David Cancel, the CTO of the web market research firm Compete Incorporated, raised eyebrows at the Open Data 2007 Conference in New York when he revealed that many Internet service providers sell the clickstream data of their users. Clickstream data includes every web site visited by each user and in which order they were clicked.
The data is not sold with accompanying user names or information but merely as a numerical user value. However, it is still theoretically possible to tie this information to a specific ISP account. Cancel told Ars that his company licenses the data from ISPs for millions of dollars. He did not give a specific figure about what this broke down to in terms of dollars per ISP user, although someone in the audience estimated that it was in the range of 40¢ per user per month—this estimate was erroneously attributed to Cancel himself in some reports on the event. Cancel said that this clickstream data is “much more comprehensive” than data that is normally gleaned through analyzing search queries.

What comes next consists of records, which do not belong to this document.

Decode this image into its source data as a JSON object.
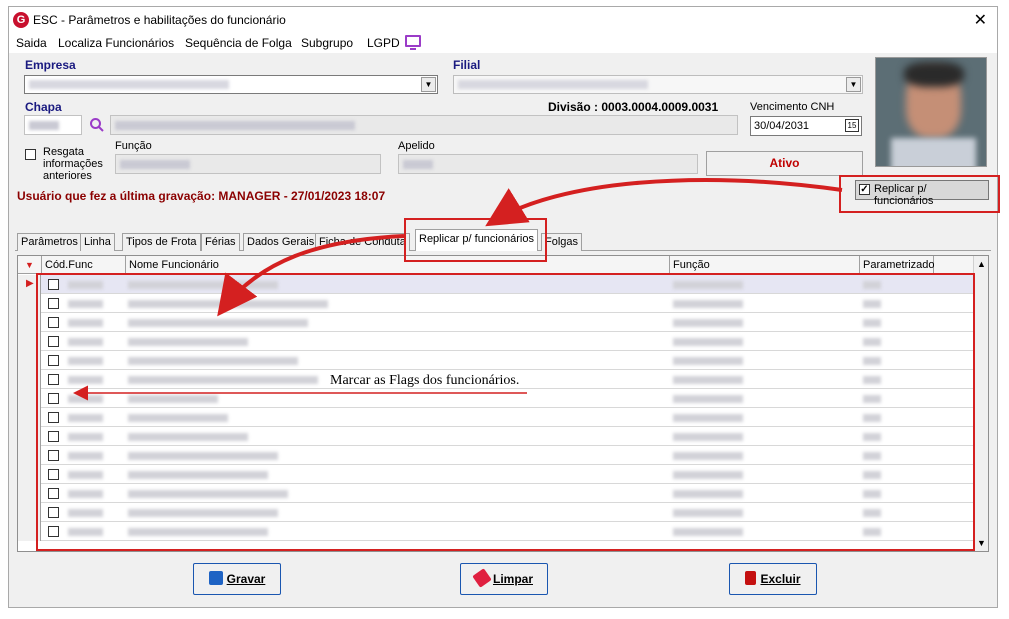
{
  "window": {
    "title": "ESC - Parâmetros e habilitações do funcionário"
  },
  "menu": [
    "Saida",
    "Localiza Funcionários",
    "Sequência de Folga",
    "Subgrupo",
    "LGPD"
  ],
  "form": {
    "empresa_label": "Empresa",
    "filial_label": "Filial",
    "chapa_label": "Chapa",
    "divisao": "Divisão : 0003.0004.0009.0031",
    "vencimento_label": "Vencimento  CNH",
    "vencimento_value": "30/04/2031",
    "resgata_label": "Resgata informações anteriores",
    "funcao_label": "Função",
    "apelido_label": "Apelido",
    "status": "Ativo",
    "replicar_checkbox_label": "Replicar p/ funcionários",
    "last_saved": "Usuário que fez a última gravação: MANAGER - 27/01/2023 18:07"
  },
  "tabs": [
    "Parâmetros",
    "Linha",
    "Tipos de Frota",
    "Férias",
    "Dados Gerais",
    "Ficha de Conduta",
    "Replicar p/ funcionários",
    "Folgas"
  ],
  "grid": {
    "columns": [
      "Cód.Func",
      "Nome Funcionário",
      "Função",
      "Parametrizado"
    ]
  },
  "annotation": "Marcar as Flags dos funcionários.",
  "buttons": {
    "save": "Gravar",
    "clear": "Limpar",
    "delete": "Excluir"
  },
  "colors": {
    "accent_red": "#d42020",
    "status_red": "#c00000",
    "title_blue": "#1a1a80"
  }
}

The revelation brings to mind the minor scandal that erupted when AOL was found to be giving away its search results to researchers—this was discovered only after a large sample of data was accidentally released to the public. Clickstream data is, as Cancel admitted, much more interesting to marketers than search engine data.

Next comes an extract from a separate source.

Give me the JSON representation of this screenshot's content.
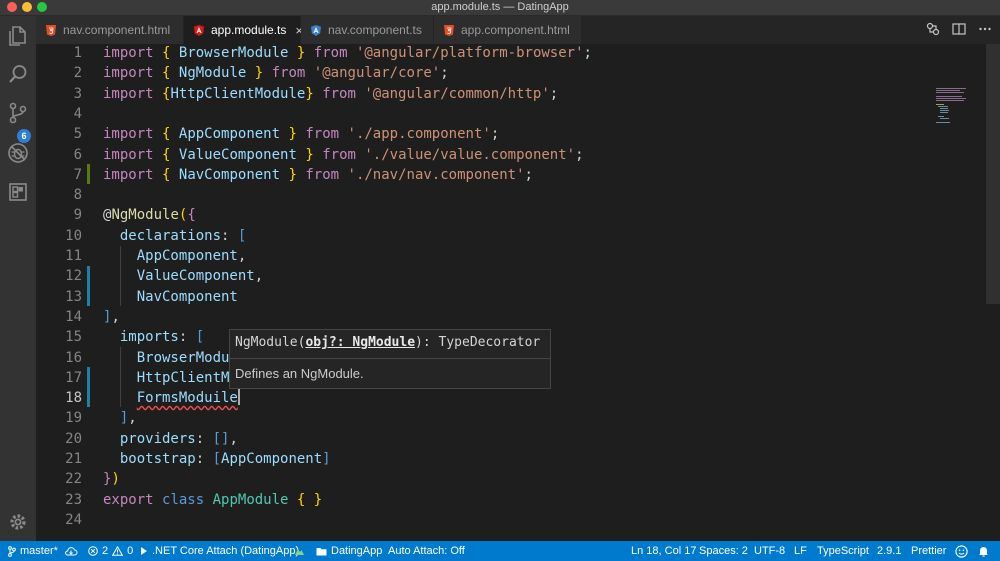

There is some evidence that the data traditionally gathered by market research firms such as Compete may not be as accurate as the companies had hoped. Establishing “ISP relationships” helps to augment that data—traditionally gathered by user-installed toolbars—but may not be, strictly speaking, an ethical practice.
Of course, it’s an established fact that if you surf the web, your surfing habits can be tracked by any site you happen to visit. The expectation of privacy while surfing isn’t necessarily a reasonable one, but ISPs that expect to profit from this data should at the very least inform their users that they are doing so. Some US Congressmen are calling for new laws to be enacted to protect the privacy of Internet users.
For his part, David Cancel told Ars that he “strongly supports an increase in the methods and degree to which disclosure is communicated,” not only for clickstream data but for any kind of data collected on users’ personal surfing habits. He stated that “all users should be informed explicitly when their data can be sold to a third party.”